There’s no explicit racial text in “Neighbors” at all. In fact, it depicts a colorblind suburbia in which the cynical, Garfield-loving local cop is African-American and there’s one black kid in the fraternity that trashes the neighborhood. Those marginal characters don’t disrupt the atmosphere of genial, leafy blandness or the intra-racial nature of the drama, in which Rogen plays a bumbling liberal dad, the very embodiment of a two-time Obama voter who will forget to show up for the midterm election. He welcomes the prospect of a gay couple moving in next door, but when the frat boys show up instead, he’s torn between superego and Id, between the social mandate to keep them in line and the disruptive allure of their macho hedonism. It is Rogen’s Mac, not his wife (Rose Byrne), who overtly sexualizes Zac Efron’s frat president, comparing his enormous veined arms to gigantic penises.

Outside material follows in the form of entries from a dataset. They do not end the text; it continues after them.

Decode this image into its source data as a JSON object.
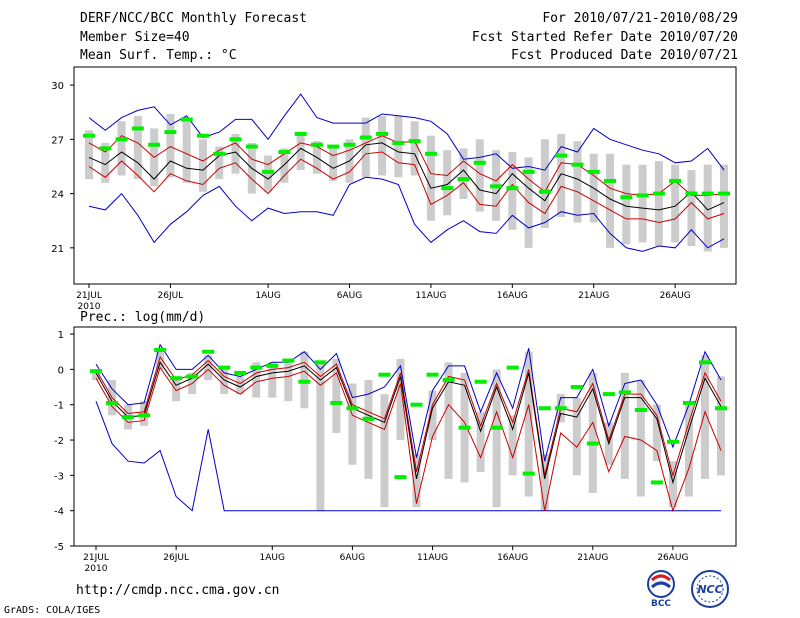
{
  "header": {
    "title": "DERF/NCC/BCC Monthly Forecast",
    "member_size": "Member Size=40",
    "fcst_period": "For 2010/07/21-2010/08/29",
    "fcst_started": "Fcst Started Refer Date 2010/07/20",
    "fcst_produced": "Fcst Produced Date 2010/07/21"
  },
  "footer": {
    "url": "http://cmdp.ncc.cma.gov.cn",
    "grads": "GrADS: COLA/IGES"
  },
  "logos": {
    "bcc": "BCC",
    "ncc": "NCC"
  },
  "chart_data": [
    {
      "type": "line",
      "panel": "temperature",
      "title": "Mean Surf. Temp.: °C",
      "ylim": [
        19,
        31
      ],
      "yticks": [
        21,
        24,
        27,
        30
      ],
      "x_tick_labels": [
        "21JUL",
        "26JUL",
        "1AUG",
        "6AUG",
        "11AUG",
        "16AUG",
        "21AUG",
        "26AUG"
      ],
      "x_tick_index": [
        0,
        5,
        11,
        16,
        21,
        26,
        31,
        36
      ],
      "year_label": "2010",
      "days": 40,
      "series": [
        {
          "name": "max",
          "color": "#0000cc",
          "values": [
            28.2,
            27.5,
            28.2,
            28.6,
            28.8,
            27.8,
            28.3,
            27.1,
            27.4,
            28.1,
            28.1,
            27.0,
            28.3,
            29.5,
            28.2,
            27.9,
            27.9,
            27.9,
            28.4,
            28.3,
            28.2,
            28.0,
            27.3,
            25.9,
            26.0,
            26.2,
            25.4,
            25.5,
            25.3,
            26.6,
            26.3,
            27.6,
            27.0,
            26.7,
            26.4,
            26.2,
            25.7,
            25.8,
            26.5,
            25.3
          ]
        },
        {
          "name": "upper",
          "color": "#cc0000",
          "values": [
            26.8,
            26.3,
            27.2,
            26.8,
            26.0,
            26.6,
            26.2,
            25.8,
            26.4,
            26.8,
            25.9,
            25.6,
            26.2,
            26.8,
            26.6,
            26.1,
            26.4,
            26.8,
            27.2,
            26.8,
            26.9,
            25.1,
            25.0,
            25.8,
            25.1,
            24.7,
            25.6,
            24.8,
            24.1,
            25.7,
            25.6,
            25.0,
            24.3,
            24.0,
            23.9,
            24.0,
            24.7,
            23.9,
            23.9,
            24.0
          ]
        },
        {
          "name": "mean",
          "color": "#000000",
          "values": [
            26.0,
            25.6,
            26.3,
            25.7,
            24.8,
            25.8,
            25.4,
            25.3,
            26.1,
            26.3,
            25.4,
            24.8,
            25.6,
            26.5,
            26.0,
            25.4,
            25.8,
            26.7,
            26.8,
            26.3,
            26.2,
            24.3,
            24.5,
            25.3,
            24.2,
            24.0,
            25.1,
            24.3,
            23.6,
            25.1,
            24.8,
            24.3,
            23.7,
            23.3,
            23.2,
            23.1,
            23.3,
            24.1,
            23.1,
            23.5
          ]
        },
        {
          "name": "lower",
          "color": "#cc0000",
          "values": [
            25.5,
            24.9,
            25.8,
            25.0,
            24.1,
            25.1,
            24.7,
            24.5,
            25.4,
            25.7,
            24.8,
            24.0,
            25.0,
            25.9,
            25.4,
            24.8,
            25.2,
            26.2,
            26.3,
            25.7,
            25.6,
            23.4,
            23.9,
            24.6,
            23.4,
            23.3,
            24.5,
            23.5,
            22.9,
            24.4,
            24.1,
            23.6,
            23.1,
            22.6,
            22.6,
            22.4,
            22.6,
            23.5,
            22.6,
            22.9
          ]
        },
        {
          "name": "min",
          "color": "#0000cc",
          "values": [
            23.3,
            23.1,
            24.0,
            22.8,
            21.3,
            22.3,
            23.0,
            23.9,
            24.4,
            23.3,
            22.5,
            23.2,
            22.9,
            23.0,
            23.0,
            22.8,
            24.5,
            24.9,
            24.8,
            24.5,
            22.3,
            21.3,
            22.0,
            22.5,
            21.9,
            21.8,
            22.8,
            22.1,
            22.4,
            23.0,
            22.8,
            22.9,
            21.8,
            21.0,
            20.8,
            21.1,
            21.0,
            22.0,
            21.0,
            21.5
          ]
        },
        {
          "name": "ensemble_spread_high",
          "color": "#cccccc",
          "values": [
            27.5,
            26.8,
            28.0,
            28.3,
            27.6,
            28.4,
            28.2,
            27.0,
            26.6,
            27.3,
            26.8,
            26.1,
            26.5,
            27.3,
            26.9,
            26.6,
            27.0,
            28.2,
            28.3,
            28.3,
            28.0,
            27.2,
            26.4,
            26.5,
            27.0,
            26.4,
            26.3,
            26.0,
            27.0,
            27.3,
            26.9,
            26.2,
            26.2,
            25.6,
            25.6,
            25.8,
            25.6,
            25.3,
            25.6,
            25.6
          ]
        },
        {
          "name": "ensemble_spread_low",
          "color": "#cccccc",
          "values": [
            24.8,
            24.6,
            25.0,
            24.8,
            24.4,
            24.9,
            24.6,
            24.1,
            24.8,
            25.1,
            24.0,
            24.1,
            24.6,
            25.3,
            25.1,
            24.7,
            24.6,
            24.9,
            25.0,
            24.9,
            25.0,
            22.5,
            22.8,
            23.7,
            23.0,
            22.5,
            22.0,
            21.0,
            22.1,
            22.7,
            22.4,
            22.4,
            21.0,
            21.2,
            21.3,
            21.1,
            21.3,
            21.1,
            20.8,
            21.0
          ]
        },
        {
          "name": "observation_marker",
          "color": "#00ee00",
          "values": [
            27.2,
            26.5,
            27.0,
            27.6,
            26.7,
            27.4,
            28.1,
            27.2,
            26.2,
            27.0,
            26.6,
            25.2,
            26.3,
            27.3,
            26.7,
            26.6,
            26.7,
            27.1,
            27.3,
            26.8,
            26.9,
            26.2,
            24.3,
            24.8,
            25.7,
            24.4,
            24.3,
            25.2,
            24.1,
            26.1,
            25.6,
            25.2,
            24.7,
            23.8,
            23.9,
            24.0,
            24.7,
            24.0,
            24.0,
            24.0
          ]
        }
      ]
    },
    {
      "type": "line",
      "panel": "precipitation",
      "title": "Prec.: log(mm/d)",
      "ylim": [
        -5,
        1.2
      ],
      "yticks": [
        -5,
        -4,
        -3,
        -2,
        -1,
        0,
        1
      ],
      "x_tick_labels": [
        "21JUL",
        "26JUL",
        "1AUG",
        "6AUG",
        "11AUG",
        "16AUG",
        "21AUG",
        "26AUG"
      ],
      "x_tick_index": [
        0,
        5,
        11,
        16,
        21,
        26,
        31,
        36
      ],
      "year_label": "2010",
      "days": 40,
      "series": [
        {
          "name": "max",
          "color": "#0000cc",
          "values": [
            0.15,
            -0.55,
            -1.0,
            -0.95,
            0.7,
            0.0,
            0.0,
            0.4,
            -0.1,
            -0.2,
            0.0,
            0.2,
            0.2,
            0.5,
            0.0,
            0.45,
            -0.8,
            -0.7,
            -0.5,
            0.1,
            -2.5,
            -0.6,
            0.1,
            0.1,
            -1.2,
            -0.1,
            -1.1,
            0.6,
            -2.6,
            -0.8,
            -0.8,
            0.0,
            -1.6,
            -0.4,
            -0.3,
            -1.0,
            -2.2,
            -1.0,
            0.5,
            -0.3
          ]
        },
        {
          "name": "upper",
          "color": "#cc0000",
          "values": [
            0.0,
            -0.8,
            -1.25,
            -1.2,
            0.35,
            -0.3,
            -0.15,
            0.25,
            -0.2,
            -0.4,
            -0.1,
            0.0,
            0.05,
            0.2,
            -0.2,
            0.15,
            -1.0,
            -1.2,
            -1.4,
            -0.1,
            -2.9,
            -1.0,
            -0.2,
            -0.3,
            -1.6,
            -0.4,
            -1.5,
            0.0,
            -3.0,
            -1.1,
            -1.2,
            -0.4,
            -2.0,
            -0.7,
            -0.7,
            -1.3,
            -3.0,
            -1.5,
            -0.1,
            -0.9
          ]
        },
        {
          "name": "mean",
          "color": "#000000",
          "values": [
            -0.1,
            -0.9,
            -1.35,
            -1.3,
            0.2,
            -0.45,
            -0.25,
            0.15,
            -0.3,
            -0.5,
            -0.2,
            -0.1,
            -0.05,
            0.1,
            -0.3,
            0.05,
            -1.1,
            -1.3,
            -1.5,
            -0.2,
            -3.1,
            -1.1,
            -0.35,
            -0.45,
            -1.75,
            -0.5,
            -1.7,
            -0.1,
            -3.1,
            -1.25,
            -1.35,
            -0.55,
            -2.1,
            -0.8,
            -0.8,
            -1.4,
            -3.2,
            -1.7,
            -0.25,
            -1.05
          ]
        },
        {
          "name": "lower",
          "color": "#cc0000",
          "values": [
            -0.25,
            -1.05,
            -1.5,
            -1.45,
            0.05,
            -0.6,
            -0.4,
            0.0,
            -0.45,
            -0.7,
            -0.35,
            -0.25,
            -0.2,
            -0.05,
            -0.45,
            -0.1,
            -1.3,
            -1.5,
            -1.7,
            -0.4,
            -3.8,
            -1.9,
            -1.0,
            -1.5,
            -2.5,
            -1.2,
            -2.5,
            -1.0,
            -4.0,
            -1.8,
            -2.2,
            -1.5,
            -2.9,
            -1.9,
            -2.0,
            -2.3,
            -4.0,
            -2.8,
            -1.2,
            -2.3
          ]
        },
        {
          "name": "min",
          "color": "#0000cc",
          "values": [
            -0.9,
            -2.1,
            -2.6,
            -2.65,
            -2.3,
            -3.6,
            -4.0,
            -1.7,
            -4.0,
            -4.0,
            -4.0,
            -4.0,
            -4.0,
            -4.0,
            -4.0,
            -4.0,
            -4.0,
            -4.0,
            -4.0,
            -4.0,
            -4.0,
            -4.0,
            -4.0,
            -4.0,
            -4.0,
            -4.0,
            -4.0,
            -4.0,
            -4.0,
            -4.0,
            -4.0,
            -4.0,
            -4.0,
            -4.0,
            -4.0,
            -4.0,
            -4.0,
            -4.0,
            -4.0,
            -4.0
          ]
        },
        {
          "name": "ensemble_spread_high",
          "color": "#cccccc",
          "values": [
            0.0,
            -0.3,
            -1.0,
            -0.9,
            0.6,
            -0.2,
            -0.1,
            0.4,
            0.0,
            -0.2,
            0.2,
            0.2,
            0.2,
            0.5,
            0.2,
            0.3,
            -0.4,
            -0.3,
            -0.7,
            0.3,
            -2.4,
            -0.6,
            0.2,
            -0.1,
            -1.2,
            0.0,
            -1.3,
            0.5,
            -2.4,
            -0.7,
            -0.8,
            -0.1,
            -1.5,
            -0.1,
            -0.3,
            -1.0,
            -2.6,
            -1.0,
            0.4,
            -0.2
          ]
        },
        {
          "name": "ensemble_spread_low",
          "color": "#cccccc",
          "values": [
            -0.3,
            -1.3,
            -1.7,
            -1.6,
            0.0,
            -0.9,
            -0.7,
            -0.3,
            -0.7,
            -0.7,
            -0.8,
            -0.8,
            -0.9,
            -1.1,
            -4.0,
            -1.8,
            -2.7,
            -3.1,
            -3.9,
            -2.0,
            -3.9,
            -2.0,
            -3.1,
            -3.2,
            -2.9,
            -3.9,
            -3.0,
            -3.6,
            -4.0,
            -1.5,
            -3.0,
            -3.5,
            -2.7,
            -3.1,
            -3.6,
            -2.6,
            -3.9,
            -3.6,
            -3.1,
            -3.0
          ]
        },
        {
          "name": "observation_marker",
          "color": "#00ee00",
          "values": [
            -0.05,
            -0.95,
            -1.35,
            -1.3,
            0.55,
            -0.25,
            -0.2,
            0.5,
            0.05,
            -0.1,
            0.05,
            0.1,
            0.25,
            -0.35,
            0.2,
            -0.95,
            -1.1,
            -1.4,
            -0.15,
            -3.05,
            -1.0,
            -0.15,
            -0.3,
            -1.65,
            -0.35,
            -1.65,
            0.05,
            -2.95,
            -1.1,
            -1.1,
            -0.5,
            -2.1,
            -0.7,
            -0.65,
            -1.15,
            -3.2,
            -2.05,
            -0.95,
            0.2,
            -1.1
          ]
        }
      ]
    }
  ]
}
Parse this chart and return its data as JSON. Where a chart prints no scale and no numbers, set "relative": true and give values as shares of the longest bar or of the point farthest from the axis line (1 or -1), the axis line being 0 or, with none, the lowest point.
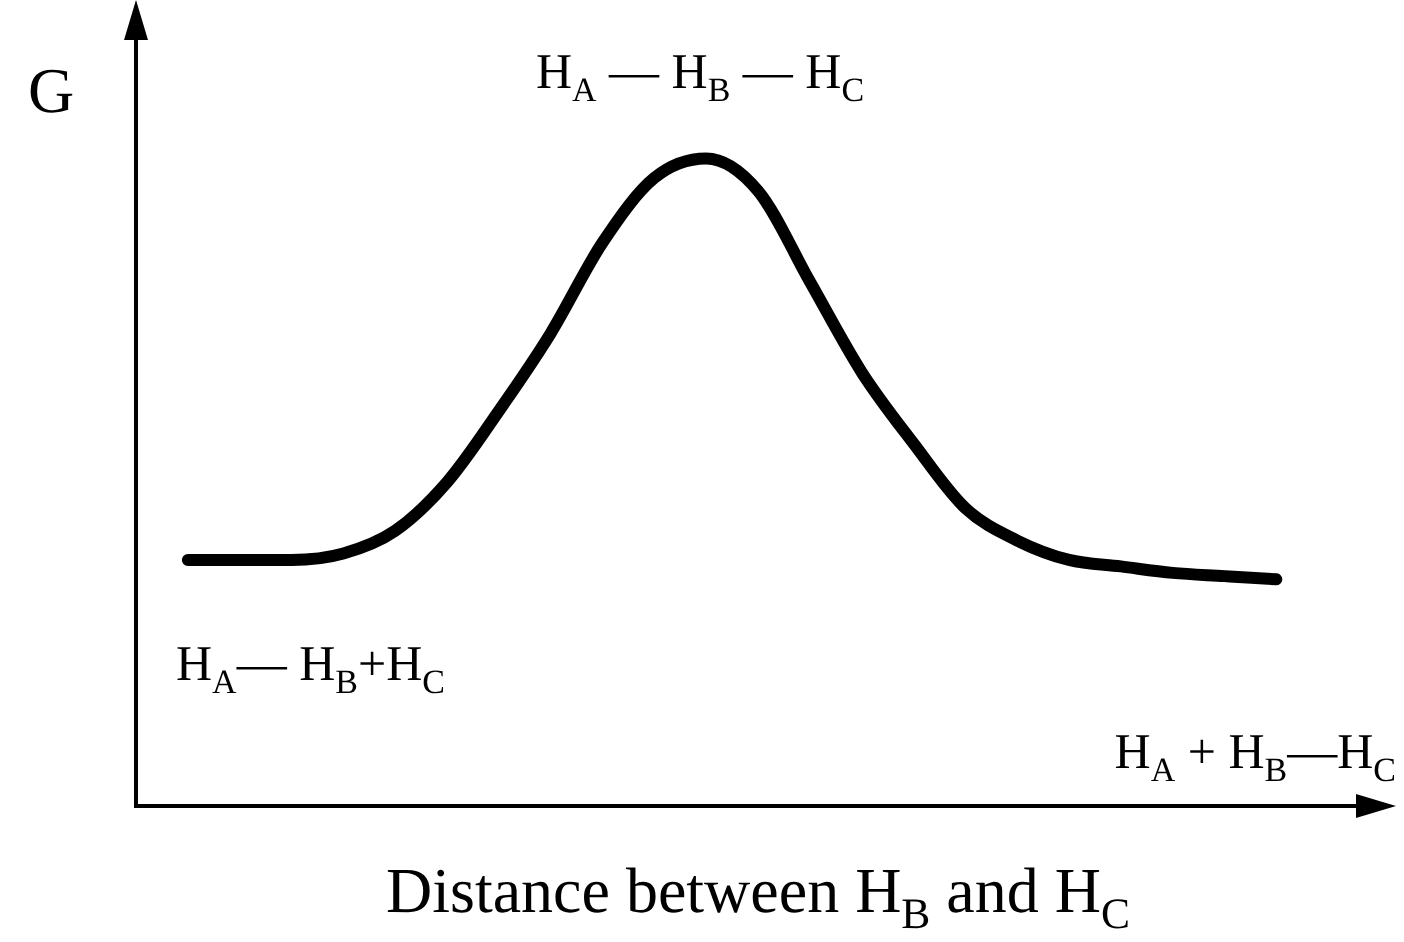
{
  "chart_data": {
    "type": "line",
    "relative": true,
    "ylabel": "G",
    "xlabel": "Distance between H$_{B}$ and H$_{C}$",
    "categories": [
      null,
      null,
      null,
      null,
      null,
      null,
      null,
      null,
      null,
      null,
      null,
      null,
      null,
      null,
      null,
      null,
      null,
      null,
      null,
      null,
      null,
      null,
      null,
      null,
      null
    ],
    "series": [
      {
        "color": "#000000",
        "values": [
          null,
          0.38,
          0.38,
          0.38,
          0.39,
          0.425,
          0.5,
          0.61,
          0.73,
          0.87,
          0.97,
          1.0,
          0.95,
          0.81,
          0.67,
          0.56,
          0.46,
          0.41,
          0.38,
          0.37,
          0.36,
          0.355,
          0.35,
          null,
          null
        ]
      }
    ],
    "annotations": [
      "H$_{A}$ — H$_{B}$ — H$_{C}$",
      "H$_{A}$— H$_{B}$+H$_{C}$",
      "H$_{A}$ + H$_{B}$—H$_{C}$"
    ],
    "legend": false,
    "grid": false,
    "marker": "none",
    "line_style": "solid"
  }
}
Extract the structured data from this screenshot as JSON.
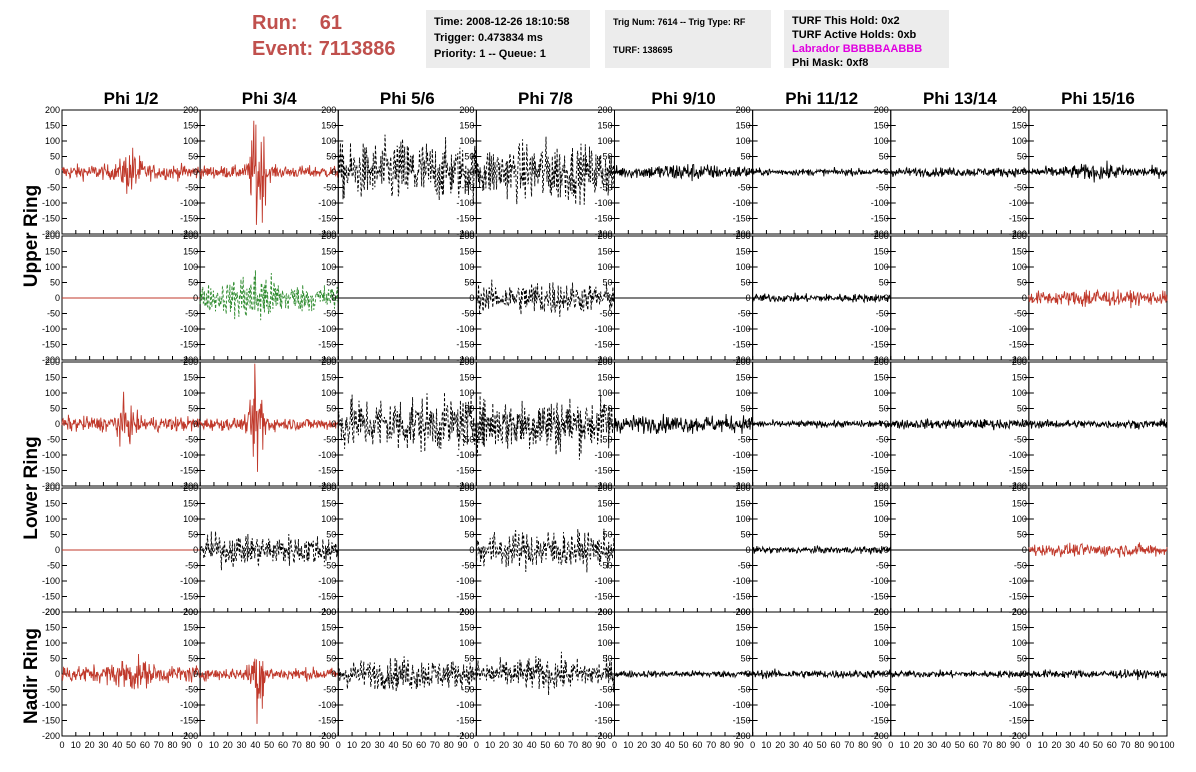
{
  "header": {
    "run_label": "Run:",
    "run_value": "61",
    "event_label": "Event:",
    "event_value": "7113886"
  },
  "info_time": {
    "time": "Time: 2008-12-26 18:10:58",
    "trigger": "Trigger: 0.473834 ms",
    "priority": "Priority: 1 -- Queue: 1"
  },
  "info_trig": {
    "trig": "Trig Num: 7614 -- Trig Type: RF",
    "turf": "TURF: 138695"
  },
  "info_turf": {
    "hold": "TURF This Hold: 0x2",
    "active": "TURF Active Holds: 0xb",
    "labrador": "Labrador BBBBBAABBB",
    "mask": "Phi Mask: 0xf8"
  },
  "colors": {
    "red": "#c0392b",
    "green": "#2e8b2e",
    "black": "#000000",
    "run_text": "#c0504d",
    "magenta": "#e000e0"
  },
  "chart_data": {
    "type": "line",
    "columns": [
      "Phi 1/2",
      "Phi 3/4",
      "Phi 5/6",
      "Phi 7/8",
      "Phi 9/10",
      "Phi 11/12",
      "Phi 13/14",
      "Phi 15/16"
    ],
    "ring_labels": [
      "Upper Ring",
      "Lower Ring",
      "Nadir Ring"
    ],
    "y_ticks": [
      200,
      150,
      100,
      50,
      0,
      -50,
      -100,
      -150,
      -200
    ],
    "x_ticks": [
      0,
      10,
      20,
      30,
      40,
      50,
      60,
      70,
      80,
      90,
      100
    ],
    "x_range": [
      0,
      100
    ],
    "y_range": [
      -200,
      200
    ],
    "rows": [
      [
        {
          "color": "red",
          "style": "solid",
          "amp": 22,
          "burst": 55,
          "center": 50,
          "spread": 7
        },
        {
          "color": "red",
          "style": "solid",
          "amp": 18,
          "burst": 190,
          "center": 42,
          "spread": 5
        },
        {
          "color": "black",
          "style": "dashed",
          "amp": 80,
          "burst": 20,
          "center": 50,
          "spread": 20
        },
        {
          "color": "black",
          "style": "dashed",
          "amp": 75,
          "burst": 20,
          "center": 50,
          "spread": 20
        },
        {
          "color": "black",
          "style": "solid",
          "amp": 18,
          "burst": 10,
          "center": 50,
          "spread": 20
        },
        {
          "color": "black",
          "style": "solid",
          "amp": 10,
          "burst": 0,
          "center": 50,
          "spread": 20
        },
        {
          "color": "black",
          "style": "solid",
          "amp": 13,
          "burst": 0,
          "center": 50,
          "spread": 20
        },
        {
          "color": "black",
          "style": "solid",
          "amp": 15,
          "burst": 10,
          "center": 50,
          "spread": 20
        }
      ],
      [
        {
          "color": "red",
          "style": "flat",
          "amp": 0,
          "burst": 0,
          "center": 50,
          "spread": 20
        },
        {
          "color": "green",
          "style": "dashed",
          "amp": 40,
          "burst": 50,
          "center": 40,
          "spread": 15
        },
        {
          "color": "black",
          "style": "flat",
          "amp": 0,
          "burst": 0,
          "center": 50,
          "spread": 20
        },
        {
          "color": "black",
          "style": "dashed",
          "amp": 40,
          "burst": 15,
          "center": 50,
          "spread": 20
        },
        {
          "color": "black",
          "style": "flat",
          "amp": 0,
          "burst": 0,
          "center": 50,
          "spread": 20
        },
        {
          "color": "black",
          "style": "solid",
          "amp": 12,
          "burst": 0,
          "center": 50,
          "spread": 20
        },
        {
          "color": "black",
          "style": "flat",
          "amp": 0,
          "burst": 0,
          "center": 50,
          "spread": 20
        },
        {
          "color": "red",
          "style": "solid",
          "amp": 20,
          "burst": 15,
          "center": 45,
          "spread": 10
        }
      ],
      [
        {
          "color": "red",
          "style": "solid",
          "amp": 22,
          "burst": 45,
          "center": 45,
          "spread": 7
        },
        {
          "color": "red",
          "style": "solid",
          "amp": 18,
          "burst": 150,
          "center": 42,
          "spread": 5
        },
        {
          "color": "black",
          "style": "dashed",
          "amp": 75,
          "burst": 10,
          "center": 50,
          "spread": 20
        },
        {
          "color": "black",
          "style": "dashed",
          "amp": 75,
          "burst": 10,
          "center": 50,
          "spread": 20
        },
        {
          "color": "black",
          "style": "solid",
          "amp": 25,
          "burst": 0,
          "center": 50,
          "spread": 20
        },
        {
          "color": "black",
          "style": "solid",
          "amp": 10,
          "burst": 0,
          "center": 50,
          "spread": 20
        },
        {
          "color": "black",
          "style": "solid",
          "amp": 14,
          "burst": 0,
          "center": 50,
          "spread": 20
        },
        {
          "color": "black",
          "style": "solid",
          "amp": 12,
          "burst": 0,
          "center": 50,
          "spread": 20
        }
      ],
      [
        {
          "color": "red",
          "style": "flat",
          "amp": 0,
          "burst": 0,
          "center": 50,
          "spread": 20
        },
        {
          "color": "black",
          "style": "dashed",
          "amp": 45,
          "burst": 0,
          "center": 50,
          "spread": 20
        },
        {
          "color": "black",
          "style": "flat",
          "amp": 0,
          "burst": 0,
          "center": 50,
          "spread": 20
        },
        {
          "color": "black",
          "style": "dashed",
          "amp": 50,
          "burst": 10,
          "center": 50,
          "spread": 20
        },
        {
          "color": "black",
          "style": "flat",
          "amp": 0,
          "burst": 0,
          "center": 50,
          "spread": 20
        },
        {
          "color": "black",
          "style": "solid",
          "amp": 10,
          "burst": 0,
          "center": 50,
          "spread": 20
        },
        {
          "color": "black",
          "style": "flat",
          "amp": 0,
          "burst": 0,
          "center": 50,
          "spread": 20
        },
        {
          "color": "red",
          "style": "solid",
          "amp": 18,
          "burst": 0,
          "center": 50,
          "spread": 20
        }
      ],
      [
        {
          "color": "red",
          "style": "solid",
          "amp": 25,
          "burst": 30,
          "center": 50,
          "spread": 12
        },
        {
          "color": "red",
          "style": "solid",
          "amp": 18,
          "burst": 110,
          "center": 42,
          "spread": 5
        },
        {
          "color": "black",
          "style": "dashed",
          "amp": 40,
          "burst": 10,
          "center": 50,
          "spread": 20
        },
        {
          "color": "black",
          "style": "dashed",
          "amp": 40,
          "burst": 10,
          "center": 50,
          "spread": 20
        },
        {
          "color": "black",
          "style": "solid",
          "amp": 10,
          "burst": 0,
          "center": 50,
          "spread": 20
        },
        {
          "color": "black",
          "style": "solid",
          "amp": 12,
          "burst": 0,
          "center": 50,
          "spread": 20
        },
        {
          "color": "black",
          "style": "solid",
          "amp": 10,
          "burst": 0,
          "center": 50,
          "spread": 20
        },
        {
          "color": "black",
          "style": "solid",
          "amp": 12,
          "burst": 0,
          "center": 50,
          "spread": 20
        }
      ]
    ]
  }
}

But this isn’t exactly a story about homoerotic desire, or at least that ingredient is deeply buried. (For a movie in this guy-comedy genre, interestingly, very little attention is paid to female sexuality, and that’s mostly negative or farcical.) For Mac, Efron’s Teddy represents a road not taken, or more properly a road no longer available, a vision of careless, confident and consequence-free masculinity that is foreclosed to guys like Mac, doomed to brunch, strollers, mortgage payments and 9:30 bedtimes. While “Neighbors” seeks to deflate Teddy’s erotic power in the end, representing him finally as nothing more than a walking Abercrombie & Fitch ad, the better and nobler course of economic and familial drudgery that Mac has chosen – to the extent one can call it a choice – is shockingly constricted. The moralistic conclusion of the film contains its subversive antithesis, its politically unacceptable longing for the past. White privilege just isn’t what it used to be.


By Andrew O'Hehir

Andrew O'Hehir is executive editor of Salon.